Dari Kampus ke Dunia Kerja: Bekal Mahasiswa UMKT Menyongsong Karier Masa Depan
Penulis: Raisha Azzahro
umkt.ac.id, Samarinda – Setiap tanggal 1 Mei, dunia memperingati Hari Buruh Internasional sebagai refleksi dan momen menghargai kontribusi para pekerja dalam menggerakkan roda ekonomi dan pembangunan. Bagi mahasiswa, Hari Buruh menjadi pengingat bahwa perjalanan dari bangku kuliah menuju dunia kerja membutuhkan bekal yang matang.
Memasuki tahun 2026, dunia kerja mengalami perubahan besar. Adanya digitalisasi, kecerdasan buatan (Artificial Intelligence), otomasi, hingga tren kerja fleksibel telah mengubah pola rekrutmen dan kebutuhan tenaga kerja. Perusahaan kini tidak hanya mencari lulusan yang cerdas secara akademik, tetapi juga adaptif, kreatif, mampu bekerja dalam tim, dan mau belajar hal baru.
Kondisi ini menjadi tantangan sekaligus peluang bagi mahasiswa Universitas Muhammadiyah Kalimantan Timur (UMKT). Sebagai perguruan tinggi yang berkomitmen mencetak lulusan unggul dan berdaya saing, UMKT memiliki peran strategis dalam menyiapkan mahasiswa agar mampu menghadapi kebutuhan industri masa kini dan masa depan.
Bekal utama tentu berasal dari kompetensi akademik sesuai bidang keilmuan masing-masing. Namun, penguasaan teori perlu diimbangi dengan pengalaman praktik. Karena itu, pembelajaran di UMKT dirancang melalui riset, proyek lapangan, magang, serta kolaborasi dengan berbagai mitra agar mahasiswa lebih siap memasuki dunia industri.
Selain hard skills, dunia kerja juga menuntut soft skills. Kemampuan komunikasi, kepemimpinan, manajemen waktu, dan penyelesaian masalah menjadi nilai tambah penting. Mahasiswa dapat mengasah kemampuan tersebut melalui organisasi, kepanitiaan, lomba, hingga kegiatan pengabdian masyarakat.

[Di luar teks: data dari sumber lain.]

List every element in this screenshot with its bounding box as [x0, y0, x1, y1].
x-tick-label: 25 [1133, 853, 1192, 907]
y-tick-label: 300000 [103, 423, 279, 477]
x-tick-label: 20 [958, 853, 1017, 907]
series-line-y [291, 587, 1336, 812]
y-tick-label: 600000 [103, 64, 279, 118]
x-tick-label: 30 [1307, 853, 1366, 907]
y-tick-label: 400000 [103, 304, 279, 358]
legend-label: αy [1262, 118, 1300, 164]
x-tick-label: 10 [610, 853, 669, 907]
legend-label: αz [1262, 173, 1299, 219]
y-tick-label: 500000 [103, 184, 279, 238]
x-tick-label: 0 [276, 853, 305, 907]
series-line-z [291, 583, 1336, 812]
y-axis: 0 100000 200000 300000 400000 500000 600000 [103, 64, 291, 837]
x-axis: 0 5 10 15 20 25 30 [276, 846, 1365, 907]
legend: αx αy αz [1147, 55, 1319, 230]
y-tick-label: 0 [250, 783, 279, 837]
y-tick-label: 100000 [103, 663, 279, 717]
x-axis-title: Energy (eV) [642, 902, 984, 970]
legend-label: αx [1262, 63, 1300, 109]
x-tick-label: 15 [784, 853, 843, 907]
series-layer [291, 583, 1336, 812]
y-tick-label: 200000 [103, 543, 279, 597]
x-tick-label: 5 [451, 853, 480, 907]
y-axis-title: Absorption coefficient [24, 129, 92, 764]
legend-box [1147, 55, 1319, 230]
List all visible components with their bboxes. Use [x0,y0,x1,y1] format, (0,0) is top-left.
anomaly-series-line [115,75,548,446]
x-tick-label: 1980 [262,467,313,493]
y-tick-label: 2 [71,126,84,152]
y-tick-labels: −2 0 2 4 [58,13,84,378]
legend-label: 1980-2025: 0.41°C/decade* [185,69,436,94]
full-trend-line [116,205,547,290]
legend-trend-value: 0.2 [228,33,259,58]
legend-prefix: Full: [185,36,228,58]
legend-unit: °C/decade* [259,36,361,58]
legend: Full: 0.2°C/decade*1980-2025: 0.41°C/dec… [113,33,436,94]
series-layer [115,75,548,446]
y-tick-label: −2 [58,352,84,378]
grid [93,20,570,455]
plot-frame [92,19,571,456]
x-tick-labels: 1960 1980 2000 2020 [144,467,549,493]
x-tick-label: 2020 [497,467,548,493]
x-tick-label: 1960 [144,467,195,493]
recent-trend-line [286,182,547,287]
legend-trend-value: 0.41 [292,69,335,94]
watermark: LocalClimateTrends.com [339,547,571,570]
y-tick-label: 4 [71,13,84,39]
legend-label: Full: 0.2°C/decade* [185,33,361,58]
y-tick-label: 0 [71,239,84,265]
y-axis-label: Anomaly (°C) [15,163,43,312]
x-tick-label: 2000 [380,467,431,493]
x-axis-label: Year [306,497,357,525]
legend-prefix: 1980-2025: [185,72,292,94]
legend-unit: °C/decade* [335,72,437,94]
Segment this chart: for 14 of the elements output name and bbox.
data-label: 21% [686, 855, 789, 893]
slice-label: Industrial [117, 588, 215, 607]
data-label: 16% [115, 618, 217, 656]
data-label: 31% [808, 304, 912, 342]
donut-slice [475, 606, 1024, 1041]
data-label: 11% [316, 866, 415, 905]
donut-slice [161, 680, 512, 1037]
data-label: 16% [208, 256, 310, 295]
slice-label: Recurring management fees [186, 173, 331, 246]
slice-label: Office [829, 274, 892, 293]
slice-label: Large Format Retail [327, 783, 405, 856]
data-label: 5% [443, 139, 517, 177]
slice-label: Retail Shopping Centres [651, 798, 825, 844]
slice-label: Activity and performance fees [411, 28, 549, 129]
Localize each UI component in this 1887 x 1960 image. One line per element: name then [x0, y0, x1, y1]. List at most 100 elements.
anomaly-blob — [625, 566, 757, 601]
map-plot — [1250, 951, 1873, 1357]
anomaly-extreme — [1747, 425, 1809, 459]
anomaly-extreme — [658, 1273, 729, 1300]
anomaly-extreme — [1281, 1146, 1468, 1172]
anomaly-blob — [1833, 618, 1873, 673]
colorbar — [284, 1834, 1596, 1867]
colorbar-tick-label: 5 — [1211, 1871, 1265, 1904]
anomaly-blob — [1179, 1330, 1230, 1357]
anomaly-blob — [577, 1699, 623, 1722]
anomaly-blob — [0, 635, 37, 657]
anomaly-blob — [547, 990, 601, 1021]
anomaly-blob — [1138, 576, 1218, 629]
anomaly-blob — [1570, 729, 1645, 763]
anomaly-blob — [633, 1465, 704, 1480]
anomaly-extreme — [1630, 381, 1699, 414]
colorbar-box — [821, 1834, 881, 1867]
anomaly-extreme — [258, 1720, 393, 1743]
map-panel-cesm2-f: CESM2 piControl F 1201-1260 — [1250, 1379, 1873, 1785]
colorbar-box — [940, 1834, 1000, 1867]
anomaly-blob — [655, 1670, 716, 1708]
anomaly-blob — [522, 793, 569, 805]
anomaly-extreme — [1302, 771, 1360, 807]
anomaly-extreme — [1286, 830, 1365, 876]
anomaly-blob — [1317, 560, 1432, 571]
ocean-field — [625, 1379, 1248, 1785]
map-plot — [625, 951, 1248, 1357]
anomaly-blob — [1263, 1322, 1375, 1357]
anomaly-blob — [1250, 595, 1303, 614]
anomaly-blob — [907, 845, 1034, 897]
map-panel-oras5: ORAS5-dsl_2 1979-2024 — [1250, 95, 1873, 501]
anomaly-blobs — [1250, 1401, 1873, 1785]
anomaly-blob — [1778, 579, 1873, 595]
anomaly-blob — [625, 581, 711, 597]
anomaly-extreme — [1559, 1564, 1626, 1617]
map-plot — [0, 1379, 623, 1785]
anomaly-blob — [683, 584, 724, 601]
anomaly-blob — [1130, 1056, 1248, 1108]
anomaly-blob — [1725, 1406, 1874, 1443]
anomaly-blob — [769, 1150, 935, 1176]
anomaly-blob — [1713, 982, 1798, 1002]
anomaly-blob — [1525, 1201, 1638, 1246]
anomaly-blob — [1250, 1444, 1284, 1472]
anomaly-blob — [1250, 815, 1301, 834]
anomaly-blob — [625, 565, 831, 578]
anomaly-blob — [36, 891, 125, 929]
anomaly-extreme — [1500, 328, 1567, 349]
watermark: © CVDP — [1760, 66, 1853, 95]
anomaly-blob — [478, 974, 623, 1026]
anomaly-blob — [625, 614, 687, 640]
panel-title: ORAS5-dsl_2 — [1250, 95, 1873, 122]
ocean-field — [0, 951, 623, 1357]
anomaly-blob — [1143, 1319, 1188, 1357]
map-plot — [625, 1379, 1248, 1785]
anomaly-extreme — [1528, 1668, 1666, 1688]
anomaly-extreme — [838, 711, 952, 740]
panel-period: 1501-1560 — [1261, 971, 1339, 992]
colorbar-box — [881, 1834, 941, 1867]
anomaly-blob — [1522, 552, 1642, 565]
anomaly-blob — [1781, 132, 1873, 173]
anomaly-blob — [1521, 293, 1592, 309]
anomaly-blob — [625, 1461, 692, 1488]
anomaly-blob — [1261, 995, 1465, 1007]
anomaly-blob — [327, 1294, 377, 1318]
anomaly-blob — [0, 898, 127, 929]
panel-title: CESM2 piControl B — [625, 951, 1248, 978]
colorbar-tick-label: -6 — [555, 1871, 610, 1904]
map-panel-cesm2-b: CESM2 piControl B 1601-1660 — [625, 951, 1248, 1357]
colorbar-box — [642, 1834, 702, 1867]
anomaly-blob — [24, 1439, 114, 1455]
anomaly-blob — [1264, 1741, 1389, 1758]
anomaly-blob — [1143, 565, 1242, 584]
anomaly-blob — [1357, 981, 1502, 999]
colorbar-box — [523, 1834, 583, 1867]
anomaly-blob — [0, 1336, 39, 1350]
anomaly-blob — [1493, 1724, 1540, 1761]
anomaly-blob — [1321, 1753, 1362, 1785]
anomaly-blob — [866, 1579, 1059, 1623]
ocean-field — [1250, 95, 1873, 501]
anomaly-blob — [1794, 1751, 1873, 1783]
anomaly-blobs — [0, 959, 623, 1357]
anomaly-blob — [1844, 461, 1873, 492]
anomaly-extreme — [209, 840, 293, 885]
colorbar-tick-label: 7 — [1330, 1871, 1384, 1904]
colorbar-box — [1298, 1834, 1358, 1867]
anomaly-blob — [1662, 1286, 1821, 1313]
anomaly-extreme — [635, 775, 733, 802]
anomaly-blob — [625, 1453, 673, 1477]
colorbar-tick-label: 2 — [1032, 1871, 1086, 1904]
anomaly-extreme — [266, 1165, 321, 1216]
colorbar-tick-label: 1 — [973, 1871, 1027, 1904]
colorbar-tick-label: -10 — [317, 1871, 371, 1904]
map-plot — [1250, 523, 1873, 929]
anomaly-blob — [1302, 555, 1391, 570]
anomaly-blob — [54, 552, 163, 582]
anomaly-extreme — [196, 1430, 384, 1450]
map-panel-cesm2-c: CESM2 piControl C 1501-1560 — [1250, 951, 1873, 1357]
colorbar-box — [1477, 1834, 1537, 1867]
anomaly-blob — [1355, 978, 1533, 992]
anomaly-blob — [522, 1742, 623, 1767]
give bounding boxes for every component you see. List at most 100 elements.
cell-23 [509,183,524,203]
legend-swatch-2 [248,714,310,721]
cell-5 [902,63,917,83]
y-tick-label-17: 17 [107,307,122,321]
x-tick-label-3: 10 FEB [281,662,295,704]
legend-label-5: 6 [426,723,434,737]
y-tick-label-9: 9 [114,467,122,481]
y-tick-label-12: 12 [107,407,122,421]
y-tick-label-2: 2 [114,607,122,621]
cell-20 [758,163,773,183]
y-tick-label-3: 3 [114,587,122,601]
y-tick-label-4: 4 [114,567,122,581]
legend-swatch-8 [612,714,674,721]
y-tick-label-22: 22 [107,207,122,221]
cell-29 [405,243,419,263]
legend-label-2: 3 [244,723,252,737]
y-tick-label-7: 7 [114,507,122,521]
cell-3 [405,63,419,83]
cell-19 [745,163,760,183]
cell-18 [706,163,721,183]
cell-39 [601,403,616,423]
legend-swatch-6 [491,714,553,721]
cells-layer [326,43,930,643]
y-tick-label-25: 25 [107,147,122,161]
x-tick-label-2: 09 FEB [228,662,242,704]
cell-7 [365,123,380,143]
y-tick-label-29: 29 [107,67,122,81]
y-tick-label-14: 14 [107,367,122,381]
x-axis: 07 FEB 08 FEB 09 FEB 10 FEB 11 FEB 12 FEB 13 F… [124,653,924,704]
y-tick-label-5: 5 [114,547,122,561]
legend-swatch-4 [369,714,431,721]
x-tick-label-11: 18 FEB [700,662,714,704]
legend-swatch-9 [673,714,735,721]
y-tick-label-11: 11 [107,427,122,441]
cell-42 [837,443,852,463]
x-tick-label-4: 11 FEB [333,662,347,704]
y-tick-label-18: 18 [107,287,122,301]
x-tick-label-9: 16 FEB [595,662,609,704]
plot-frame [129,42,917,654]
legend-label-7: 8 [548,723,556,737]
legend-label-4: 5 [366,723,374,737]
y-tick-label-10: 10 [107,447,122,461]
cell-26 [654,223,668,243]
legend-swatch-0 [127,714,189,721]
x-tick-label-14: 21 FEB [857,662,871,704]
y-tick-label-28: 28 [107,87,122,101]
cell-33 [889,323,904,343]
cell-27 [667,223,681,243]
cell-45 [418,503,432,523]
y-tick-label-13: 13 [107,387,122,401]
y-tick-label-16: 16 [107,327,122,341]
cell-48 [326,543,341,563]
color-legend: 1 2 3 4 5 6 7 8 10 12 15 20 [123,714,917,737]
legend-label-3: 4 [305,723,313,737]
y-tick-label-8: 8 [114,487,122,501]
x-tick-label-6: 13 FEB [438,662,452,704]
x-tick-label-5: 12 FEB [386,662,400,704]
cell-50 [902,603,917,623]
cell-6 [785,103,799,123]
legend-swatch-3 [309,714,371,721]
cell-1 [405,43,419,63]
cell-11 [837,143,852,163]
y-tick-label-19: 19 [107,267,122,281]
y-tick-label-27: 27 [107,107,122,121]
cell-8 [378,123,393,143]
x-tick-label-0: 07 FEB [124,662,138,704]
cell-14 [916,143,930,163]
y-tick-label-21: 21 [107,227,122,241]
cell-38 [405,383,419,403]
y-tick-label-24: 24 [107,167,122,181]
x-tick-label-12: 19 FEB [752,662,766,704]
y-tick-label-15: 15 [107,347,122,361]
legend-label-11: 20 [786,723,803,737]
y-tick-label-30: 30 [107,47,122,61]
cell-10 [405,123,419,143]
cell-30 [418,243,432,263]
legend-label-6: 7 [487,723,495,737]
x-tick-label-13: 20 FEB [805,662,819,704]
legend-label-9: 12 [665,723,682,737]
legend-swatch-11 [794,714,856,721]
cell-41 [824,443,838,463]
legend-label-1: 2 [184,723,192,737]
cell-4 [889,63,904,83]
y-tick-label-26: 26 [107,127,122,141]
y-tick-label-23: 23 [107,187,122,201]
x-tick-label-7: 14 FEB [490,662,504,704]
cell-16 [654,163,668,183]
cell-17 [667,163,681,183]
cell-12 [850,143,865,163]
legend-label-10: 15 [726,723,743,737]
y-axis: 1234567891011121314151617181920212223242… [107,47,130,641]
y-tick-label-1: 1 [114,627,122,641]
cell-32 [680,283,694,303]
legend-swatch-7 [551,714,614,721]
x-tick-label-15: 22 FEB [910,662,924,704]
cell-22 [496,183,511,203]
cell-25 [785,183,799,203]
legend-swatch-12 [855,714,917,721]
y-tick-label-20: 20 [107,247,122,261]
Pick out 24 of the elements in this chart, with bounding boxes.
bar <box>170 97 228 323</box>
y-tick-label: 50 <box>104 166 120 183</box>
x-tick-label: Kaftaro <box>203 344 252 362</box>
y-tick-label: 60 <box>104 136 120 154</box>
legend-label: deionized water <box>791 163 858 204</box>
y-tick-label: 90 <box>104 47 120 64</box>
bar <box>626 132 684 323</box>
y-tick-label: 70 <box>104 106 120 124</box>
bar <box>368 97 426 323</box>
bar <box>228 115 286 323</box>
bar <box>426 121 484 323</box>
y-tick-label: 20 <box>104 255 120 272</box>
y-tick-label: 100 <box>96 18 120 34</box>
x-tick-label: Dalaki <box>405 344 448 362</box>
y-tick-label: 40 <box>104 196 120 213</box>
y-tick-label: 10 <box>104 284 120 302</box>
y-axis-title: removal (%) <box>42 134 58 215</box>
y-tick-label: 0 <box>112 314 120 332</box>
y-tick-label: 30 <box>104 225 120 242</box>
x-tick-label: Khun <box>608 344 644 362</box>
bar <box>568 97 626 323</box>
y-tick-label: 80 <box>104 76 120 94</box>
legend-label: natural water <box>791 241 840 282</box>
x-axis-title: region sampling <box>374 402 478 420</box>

Realita tahun 2026 menunjukkan bahwa hampir semua sektor industri bersentuhan dengan teknologi digital. Akibatnya, literasi digital kini menjadi kebutuhan dasar hampir di semua sektor. Dunia kesehatan, bisnis, pendidikan, hingga industri kreatif telah banyak memanfaatkan teknologi berbasis data dan AI.
Karena itu, mahasiswa yang mampu menggunakan teknologi secara produktif dan bertanggung jawab akan lebih mudah beradaptasi di lingkungan kerja saat ini.
UMKT juga terus menanamkan semangat kewirausahaan dan inovasi agar lulusan tidak hanya siap bekerja, tetapi juga mampu menciptakan lapangan pekerjaan. Dengan dukungan akademik, pembinaan karakter, dan jejaring industri, mahasiswa didorong menjadi generasi yang memberi dampak positif bagi masyarakat.
Hari Buruh bukan hanya milik mereka yang telah bekerja, tetapi juga milik mahasiswa untuk menyiapkan masa depan. Perjalanan itu membutuhkan ilmu, keterampilan, karakter, dan semangat belajar tanpa henti.
Mahasiswa UMKT memiliki peluang besar untuk menjadi profesional, inovator, maupun wirausahawan yang siap menjawab tantangan zaman.